David’s eyes widened when he heard that. “anyway, you remember the hive of activity we saw yesterday? I know what they were doing, they’re capturing Rasts out here and sending them somewhere, they are putting them into cages, all of them looked starved and worn-ragged, they’d for sure been kept there for a couple of days at least.”
“The warlord must be using them for something, so I want to follow them. We’ve basically confirmed that the slaves aren’t here, so our only option besides giving up is following them to see where that leads us. And giving up isn’t an option.” Edward finished, having already made up his mind on the way to their meeting spot if David didn’t find anything, and gave his best motivational speech.
“Let’s get out of here before they realize that we’ve been here.” David nodded resolutely.
They quickly made their way to one of the outer walls and searched for a tower where the guard was passed out drunk, there was a jarring contrast between the professionals at the main gate, who Edward didn’t doubt would shoot them they moment they suspected them to be spies, and these grunts that came out of a b-rated movie.
They jumped down and made their way to the mountains, seeing if they could see where the road lead from a higher vantage point.
Edward confirmed that this was almost as far north as you could get before you hit the “edge of the continent” and saw the road heading southeast before it disappeared around the curve of a mountain.
They started their stroll, opting to travel during the day rather than night, as they wouldn’t be able to see the road very well in the moonlight and could possibly veer off course.

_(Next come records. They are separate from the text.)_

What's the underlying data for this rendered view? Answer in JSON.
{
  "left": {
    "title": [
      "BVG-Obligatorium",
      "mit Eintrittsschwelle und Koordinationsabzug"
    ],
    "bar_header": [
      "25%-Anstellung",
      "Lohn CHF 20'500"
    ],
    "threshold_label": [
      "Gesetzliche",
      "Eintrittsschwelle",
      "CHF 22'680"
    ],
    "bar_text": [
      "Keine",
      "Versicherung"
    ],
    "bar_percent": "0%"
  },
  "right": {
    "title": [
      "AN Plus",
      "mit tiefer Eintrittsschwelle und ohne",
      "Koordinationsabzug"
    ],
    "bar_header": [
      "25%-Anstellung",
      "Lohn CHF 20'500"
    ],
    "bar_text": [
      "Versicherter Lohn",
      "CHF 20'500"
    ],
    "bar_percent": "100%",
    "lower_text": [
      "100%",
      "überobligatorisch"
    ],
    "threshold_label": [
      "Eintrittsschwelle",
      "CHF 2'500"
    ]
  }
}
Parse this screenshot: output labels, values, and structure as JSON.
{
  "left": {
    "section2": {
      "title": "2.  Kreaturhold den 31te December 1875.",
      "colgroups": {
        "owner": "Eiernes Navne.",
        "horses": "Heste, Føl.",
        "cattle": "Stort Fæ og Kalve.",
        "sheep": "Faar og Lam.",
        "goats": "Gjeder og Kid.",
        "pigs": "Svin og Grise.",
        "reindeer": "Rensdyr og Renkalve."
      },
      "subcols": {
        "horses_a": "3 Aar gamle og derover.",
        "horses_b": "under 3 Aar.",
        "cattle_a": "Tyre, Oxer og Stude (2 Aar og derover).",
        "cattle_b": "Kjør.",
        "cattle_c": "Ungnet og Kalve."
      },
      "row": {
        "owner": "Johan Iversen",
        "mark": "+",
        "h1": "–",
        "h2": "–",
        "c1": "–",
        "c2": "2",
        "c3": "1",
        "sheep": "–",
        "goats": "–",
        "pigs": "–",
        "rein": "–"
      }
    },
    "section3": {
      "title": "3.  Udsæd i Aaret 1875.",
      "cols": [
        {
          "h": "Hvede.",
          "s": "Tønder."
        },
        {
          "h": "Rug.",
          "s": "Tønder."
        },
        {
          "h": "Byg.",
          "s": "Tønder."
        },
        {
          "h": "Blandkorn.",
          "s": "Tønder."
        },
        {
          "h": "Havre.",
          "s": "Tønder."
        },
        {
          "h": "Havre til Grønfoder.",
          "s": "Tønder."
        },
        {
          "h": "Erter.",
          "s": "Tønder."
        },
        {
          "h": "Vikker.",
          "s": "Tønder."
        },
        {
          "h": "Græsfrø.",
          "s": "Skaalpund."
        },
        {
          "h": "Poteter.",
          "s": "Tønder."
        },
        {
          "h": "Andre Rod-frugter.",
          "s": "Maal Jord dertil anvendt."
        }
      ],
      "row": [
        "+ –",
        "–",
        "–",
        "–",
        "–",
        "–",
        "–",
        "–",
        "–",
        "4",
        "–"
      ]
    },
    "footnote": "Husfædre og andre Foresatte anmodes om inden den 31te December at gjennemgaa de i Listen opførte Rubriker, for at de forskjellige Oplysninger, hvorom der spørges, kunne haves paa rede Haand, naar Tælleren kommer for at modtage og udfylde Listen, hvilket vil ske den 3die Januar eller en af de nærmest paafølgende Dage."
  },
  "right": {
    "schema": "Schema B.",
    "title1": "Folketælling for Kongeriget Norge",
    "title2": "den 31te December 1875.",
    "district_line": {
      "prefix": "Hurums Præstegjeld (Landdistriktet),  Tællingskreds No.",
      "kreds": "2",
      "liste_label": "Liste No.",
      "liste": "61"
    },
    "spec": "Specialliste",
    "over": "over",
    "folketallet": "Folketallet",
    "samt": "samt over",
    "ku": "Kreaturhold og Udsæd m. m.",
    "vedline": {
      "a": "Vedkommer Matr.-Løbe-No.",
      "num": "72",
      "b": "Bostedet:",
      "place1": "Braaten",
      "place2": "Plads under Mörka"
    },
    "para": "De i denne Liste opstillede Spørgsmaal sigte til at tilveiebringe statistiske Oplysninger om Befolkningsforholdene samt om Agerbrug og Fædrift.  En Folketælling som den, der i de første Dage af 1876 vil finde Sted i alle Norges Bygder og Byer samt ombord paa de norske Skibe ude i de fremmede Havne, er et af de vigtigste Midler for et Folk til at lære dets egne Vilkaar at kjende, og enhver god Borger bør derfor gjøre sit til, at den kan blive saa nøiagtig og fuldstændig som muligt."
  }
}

Edward confided in David something that had been troubling him for a while, “I don’t think the army isn’t attacking because the slaves are being used as human shields, there has got to be another reason, even if there are a few trained soldiers amongst the enemy, we should have enough resources to simply outnumber them, right? I will reluctantly admit this. I don’t really know anything of the army. We’re a part off, so I need to ask you, how big was it really?”
At this point, David had really committed to following through with what they were doing. Because of that, Edward admitted to a gap in his knowledge. Something he’d been deftly avoiding their entire time together.
Perhaps in part because of that, he really didn’t know very much about his companion, despite being the only being he could interact with for over a week.
David stared at him intently, having composed himself from the earlier doubt and regret.
He opened his mouth and pronounced every word slowly and deliberately:
“Before I answer your question, I want you to answer a question of mine before we go any further.” Pausing briefly to make sure he had Edwards’ full attention, “who are you really?”